Mr. Gruba sure has quite a sense of personal entitlement. Who died and made him boss?

EDITOR’S NOTE: Nietzsche?

I believe the Mayor and the Advisory group would welcome the applications of residents interested in joining the Community Health Commission — but ONLY if they actually grasp that these committee members are expected, nay, required, to actually DO something useful. Like show up to staff an event related to their cause, review materials related to their cause and write up their findings, walk around encouraing resident involvement with events relating to their cause, etc. Nobody is appointed to just give his or her opinion once a month. If you don’t want to genuinely volunteer for a worker-bee-type task or three, please don’t ask to be put on any committee.

As for mental health and underage drinking, funny you and the PRPD should notice. I observed the other day that as long as booze is cheap and mental health care is expensive, people of all ages will self-medicate for stress, depression (even tho alcohol and many drugs are depressants), grief over divorce, worry about kids, shame and fear about midlife job loss, etc. etc. etc.
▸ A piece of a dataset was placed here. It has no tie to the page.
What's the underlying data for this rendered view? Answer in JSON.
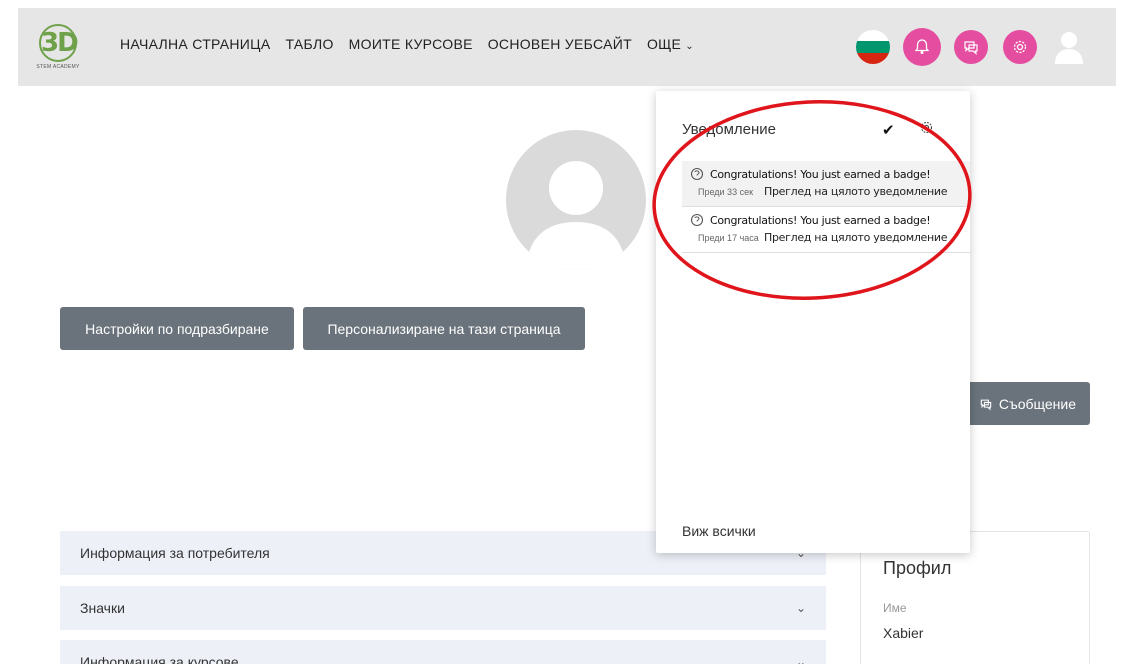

We get more of what we reward, and we make it easy to drink, hard to get help. Adults’ denial of their own ATOD (alcohol, tobacco and other drugs) use for mental health purposes is why curtailing teen drinking is such a challenge. Now, I know you will make fun of this whole line of thought, but I appreciate you providing the forum for those who will know it’s true. It will be interesting to see what, if anything, comes of the newfound police interest in this very real problem.

EDITOR’S NOTE: You’re right…which is why we’re surprised you didn’t come up with the obvious solution: eliminate “cheap” booze and see how many kids (or adults) try to get loaded on Johnnie Walker Blue at $160/bottle.

But seriously, folks, “self-medication” has a long and storied tradition in Western civilization, including (arguably) the winning of World War II by Churchill (who reportedly consumed a variety of alcoholic beverages on a daily basis) and FDR (who matched Winston’s catholic tastes in potables with his distinct preference for martinis).

Since we like both those guys, you won’t get our backing for a return to Prohibition.

Nobody’s talking Prohibition. We’re talking affordable health care that includes mental health as if the brain is actually connected to the human body. There is bipartisan support for this and some limp laws on the books, as I recall. But if this were a serious option (mental health as part of health care) we could party hearty and have it be just that. And of course people of all statures have self-medicated forever; that’s because this is not a new prob. Duh.

EDITOR’S NOTE: As we understand it, some form of mental health care is provided in virtually every health insurance program, as it is provided (albeit perhaps to a lesser degree) in public health care programs. We have more available mental health care, social workers, psychologists, psychiatrists, medications, self-help books and programs, etc. than ever before – yet people like yourself are claiming it’s not enough; and it seems that mental health in this country is more fragile than ever.

As for your backhand to alcohol, it historically has been drunk for its mood alteration properties more than for its taste. So don’t think you’re fooling anybody with your “party hearty” with mental healthcare endorsement.